Tudo
é lamentável no caso André do Rap, síntese dos nossos vícios recentes
É
inútil tentar explicar à grande massa da opinião pública o intrincado novelo
legislativo, interpretativo e jurídico que permite que, num intervalo de um dia,
um ministro do Supremo
Tribunal Federal mande soltar um dos mais
perigosos traficantes do País, e outro mande prender. O que
salta aos olhos, nesse caso, é a barafunda da mais alta Corte de Justiça do
País, uma situação que vem sendo construída a muitas mãos, tijolo a tijolo, ao
longo dos últimos anos.
O
sabor das conveniências e os alinhamentos de ocasião, políticos e jurídicos têm
levado a que o STF aja, sistematicamente, de maneira disforme, disfuncional e,
sobretudo, política.
Então, houve um momento em que o vento soprava a favor do punitivismo, e por ele se guiaram antes históricos garantistas.
Veio
a Lava
Jato, que, por alguns anos gozou de prestígio similar na
Corte, mantendo a tendência anti-impunidade e levando a que a operação tivesse
confirmadas quase todas as suas principais (e até as mais polêmicas) decisões.
A
maré virou, e não adianta negar, depois do impeachment de Dilma Rousseff. Foi só ali,
depois de o axioma de Romero Jucá (aquele do
acordão com o Supremo, com tudo) se tornar conhecido, que os hoje propalados reparos
à Lava Jato vieram à baila e o assim chamado garantismo voltou à moda entre os
togados.
A
ponto de o tribunal se ver cindido em dois. O grupo antilavajatista colecionou
vitórias na gestão Dias Toffoli e graças à
composição da Segunda Turma, mas agora o comando trocou de mãos.
Só
que os alinhamentos e o movimento do pêndulo não são tão simples. À frente da
Corte está Luiz
Fux, alguém que não goza de popularidade interna nem entre
os antilavajatistas nem particularmente entre os apoiadores da operação.
Há
ainda ministros que não jogam fechados em nenhum dos times, como Marco
Aurélio Mello, pivô do lamentável episódio André do Rap, a
enigmática Rosa
Weber e Alexandre de Moraes, que tem sido
mais independente em relação a esses grupos.
Além
disso, a saída de Celso de Mello e a decisão de retornar ao plenário do STF as
questões referentes a inquéritos e ações penais vão necessariamente
reconfigurar estratégias e alianças.
Este
é o pano de fundo político que permitiu a que se chegasse a um papelão nacional
como esse da soltura de André do Rap.
Cheira
a cinismo de advogados louvarem o caráter “técnico” da decisão de Marco
Aurélio. Mesmo a análise fria do que mandou a lei anticrime, e que agora está
consignado no Código de Processo Penal, recomenda deixar para o juiz singular
decisão de revogação de prisão preventiva, quando não justificada pelo
Ministério Público ou autoridade policial.
Ainda
que fosse tecnicamente correta, a decisão não se sustenta diante da
periculosidade do traficante e o risco – agora confirmado, com sua óbvia fuga –
de sua soltura. E não adianta vir com firulas jurídicas: é, sim, papel do STF
zelar pela ordem pública, e não se espera de um magistrado da Corte suprema que
esteja de prontidão para, a qualquer cochilo de prazos do Ministério Público,
conceder liminar com esse teor num sábado pré-feriado.
O
jogo de gato e rato iniciado entre os ministros depois da decisão e de sua
revogação por Fux, com direito a indignidades de troças quanto ao penteado do
presidente da Corte, é sinal de que foi longe demais o esgarçamento da
institucionalidade na cúpula do Judiciário.

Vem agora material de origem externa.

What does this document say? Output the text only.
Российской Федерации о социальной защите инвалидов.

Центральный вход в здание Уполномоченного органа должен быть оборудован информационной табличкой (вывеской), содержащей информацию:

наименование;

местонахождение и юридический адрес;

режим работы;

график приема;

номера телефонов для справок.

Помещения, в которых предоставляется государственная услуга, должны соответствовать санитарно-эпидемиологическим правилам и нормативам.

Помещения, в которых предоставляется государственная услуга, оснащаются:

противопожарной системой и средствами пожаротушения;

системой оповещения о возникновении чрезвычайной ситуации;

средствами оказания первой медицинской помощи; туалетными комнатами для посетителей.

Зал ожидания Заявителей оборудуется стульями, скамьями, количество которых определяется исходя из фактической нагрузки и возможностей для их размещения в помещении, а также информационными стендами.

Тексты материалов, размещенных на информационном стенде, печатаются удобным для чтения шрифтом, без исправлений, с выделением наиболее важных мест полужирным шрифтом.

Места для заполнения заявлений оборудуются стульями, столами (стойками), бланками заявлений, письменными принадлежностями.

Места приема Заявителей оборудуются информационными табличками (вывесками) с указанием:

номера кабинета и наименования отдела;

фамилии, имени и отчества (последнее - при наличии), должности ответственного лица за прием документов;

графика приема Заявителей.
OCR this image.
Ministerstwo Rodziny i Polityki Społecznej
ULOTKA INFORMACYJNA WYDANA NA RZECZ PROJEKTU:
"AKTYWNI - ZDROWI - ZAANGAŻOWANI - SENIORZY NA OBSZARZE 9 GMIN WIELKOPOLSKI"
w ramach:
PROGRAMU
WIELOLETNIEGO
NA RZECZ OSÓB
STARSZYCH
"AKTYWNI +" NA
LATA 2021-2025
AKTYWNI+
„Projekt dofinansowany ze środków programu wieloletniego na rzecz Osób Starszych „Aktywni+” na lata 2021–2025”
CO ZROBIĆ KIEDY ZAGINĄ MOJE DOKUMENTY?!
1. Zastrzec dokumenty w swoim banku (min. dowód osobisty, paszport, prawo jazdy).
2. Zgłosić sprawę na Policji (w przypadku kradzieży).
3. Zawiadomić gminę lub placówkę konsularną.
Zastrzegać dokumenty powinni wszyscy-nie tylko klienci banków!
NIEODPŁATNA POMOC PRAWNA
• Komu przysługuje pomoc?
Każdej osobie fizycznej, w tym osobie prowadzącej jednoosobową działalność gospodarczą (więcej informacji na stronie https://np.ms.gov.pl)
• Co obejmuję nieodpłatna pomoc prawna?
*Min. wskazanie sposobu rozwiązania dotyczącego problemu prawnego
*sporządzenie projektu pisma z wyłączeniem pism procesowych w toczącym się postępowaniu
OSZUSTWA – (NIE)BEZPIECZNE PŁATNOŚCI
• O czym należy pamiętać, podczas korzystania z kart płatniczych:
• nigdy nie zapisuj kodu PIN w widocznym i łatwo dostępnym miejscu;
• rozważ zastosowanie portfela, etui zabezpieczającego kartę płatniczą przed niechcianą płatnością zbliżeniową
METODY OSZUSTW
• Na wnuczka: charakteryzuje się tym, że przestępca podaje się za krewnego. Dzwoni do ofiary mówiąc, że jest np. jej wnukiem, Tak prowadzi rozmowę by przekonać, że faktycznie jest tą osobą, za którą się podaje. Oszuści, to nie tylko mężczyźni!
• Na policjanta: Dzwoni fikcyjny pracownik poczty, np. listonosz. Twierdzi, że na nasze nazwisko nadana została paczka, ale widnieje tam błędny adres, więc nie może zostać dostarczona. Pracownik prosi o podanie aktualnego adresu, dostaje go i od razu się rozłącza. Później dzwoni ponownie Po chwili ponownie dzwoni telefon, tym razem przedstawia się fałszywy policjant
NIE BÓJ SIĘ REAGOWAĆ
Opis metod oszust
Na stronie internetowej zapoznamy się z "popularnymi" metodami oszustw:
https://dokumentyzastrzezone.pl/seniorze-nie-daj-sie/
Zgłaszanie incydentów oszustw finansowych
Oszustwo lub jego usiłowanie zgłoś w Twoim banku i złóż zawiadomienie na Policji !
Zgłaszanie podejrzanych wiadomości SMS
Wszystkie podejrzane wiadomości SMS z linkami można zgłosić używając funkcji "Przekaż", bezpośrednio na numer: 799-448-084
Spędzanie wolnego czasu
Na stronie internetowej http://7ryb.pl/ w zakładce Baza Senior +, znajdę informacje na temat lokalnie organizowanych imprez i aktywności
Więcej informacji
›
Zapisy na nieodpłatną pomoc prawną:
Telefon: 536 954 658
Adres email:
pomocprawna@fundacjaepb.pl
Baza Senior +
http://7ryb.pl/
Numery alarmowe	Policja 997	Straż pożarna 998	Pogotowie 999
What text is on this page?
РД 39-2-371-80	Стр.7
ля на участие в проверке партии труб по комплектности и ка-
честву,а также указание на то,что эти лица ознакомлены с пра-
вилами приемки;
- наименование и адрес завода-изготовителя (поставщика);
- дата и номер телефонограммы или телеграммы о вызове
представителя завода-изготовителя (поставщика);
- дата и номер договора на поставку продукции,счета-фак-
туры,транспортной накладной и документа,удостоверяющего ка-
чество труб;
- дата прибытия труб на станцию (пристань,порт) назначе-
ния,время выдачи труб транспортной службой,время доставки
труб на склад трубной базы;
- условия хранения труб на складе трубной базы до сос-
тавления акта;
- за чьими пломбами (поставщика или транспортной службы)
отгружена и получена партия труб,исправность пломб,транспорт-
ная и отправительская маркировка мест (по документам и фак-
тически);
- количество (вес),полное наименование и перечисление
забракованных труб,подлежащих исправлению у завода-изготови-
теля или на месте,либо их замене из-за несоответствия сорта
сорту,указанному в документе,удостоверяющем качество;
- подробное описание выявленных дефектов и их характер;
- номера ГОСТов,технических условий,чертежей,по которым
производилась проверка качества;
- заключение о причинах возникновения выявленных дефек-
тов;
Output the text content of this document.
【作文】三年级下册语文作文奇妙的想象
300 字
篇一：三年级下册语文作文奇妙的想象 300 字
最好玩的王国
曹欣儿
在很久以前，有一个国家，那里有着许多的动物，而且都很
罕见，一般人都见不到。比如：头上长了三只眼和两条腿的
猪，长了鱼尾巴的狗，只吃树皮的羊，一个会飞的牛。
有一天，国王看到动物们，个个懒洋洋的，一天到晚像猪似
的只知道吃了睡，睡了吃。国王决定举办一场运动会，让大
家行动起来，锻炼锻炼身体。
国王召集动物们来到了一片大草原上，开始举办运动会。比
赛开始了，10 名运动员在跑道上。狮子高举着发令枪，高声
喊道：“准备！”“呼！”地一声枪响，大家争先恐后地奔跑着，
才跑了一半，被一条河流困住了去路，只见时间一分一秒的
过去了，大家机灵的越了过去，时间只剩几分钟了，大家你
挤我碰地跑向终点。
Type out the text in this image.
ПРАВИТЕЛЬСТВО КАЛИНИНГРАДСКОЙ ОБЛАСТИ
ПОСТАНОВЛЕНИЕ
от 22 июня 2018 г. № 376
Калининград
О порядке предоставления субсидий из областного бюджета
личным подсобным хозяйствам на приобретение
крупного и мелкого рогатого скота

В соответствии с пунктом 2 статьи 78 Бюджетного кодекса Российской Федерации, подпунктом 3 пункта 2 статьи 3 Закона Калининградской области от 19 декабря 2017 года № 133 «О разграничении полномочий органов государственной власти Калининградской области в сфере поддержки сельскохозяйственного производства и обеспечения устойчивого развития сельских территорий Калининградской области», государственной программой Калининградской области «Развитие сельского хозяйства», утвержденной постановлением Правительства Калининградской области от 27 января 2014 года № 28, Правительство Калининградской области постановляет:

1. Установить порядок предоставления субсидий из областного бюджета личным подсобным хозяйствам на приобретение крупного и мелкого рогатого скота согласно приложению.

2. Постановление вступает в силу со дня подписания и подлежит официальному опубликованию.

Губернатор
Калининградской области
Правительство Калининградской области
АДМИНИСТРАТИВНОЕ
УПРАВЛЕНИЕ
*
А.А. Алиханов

É este o retrato do Poder com o qual a sociedade vem contando para, vejam só, colocar freios no presidente com pendores autocráticos. Enquanto uma ala da Corte está confraternizando com ele e opinando sobre indicações para o Supremo, a outra está se engalfinhando numa disputa infantil enquanto um criminoso perigoso foge nas suas barbas. Aterrador.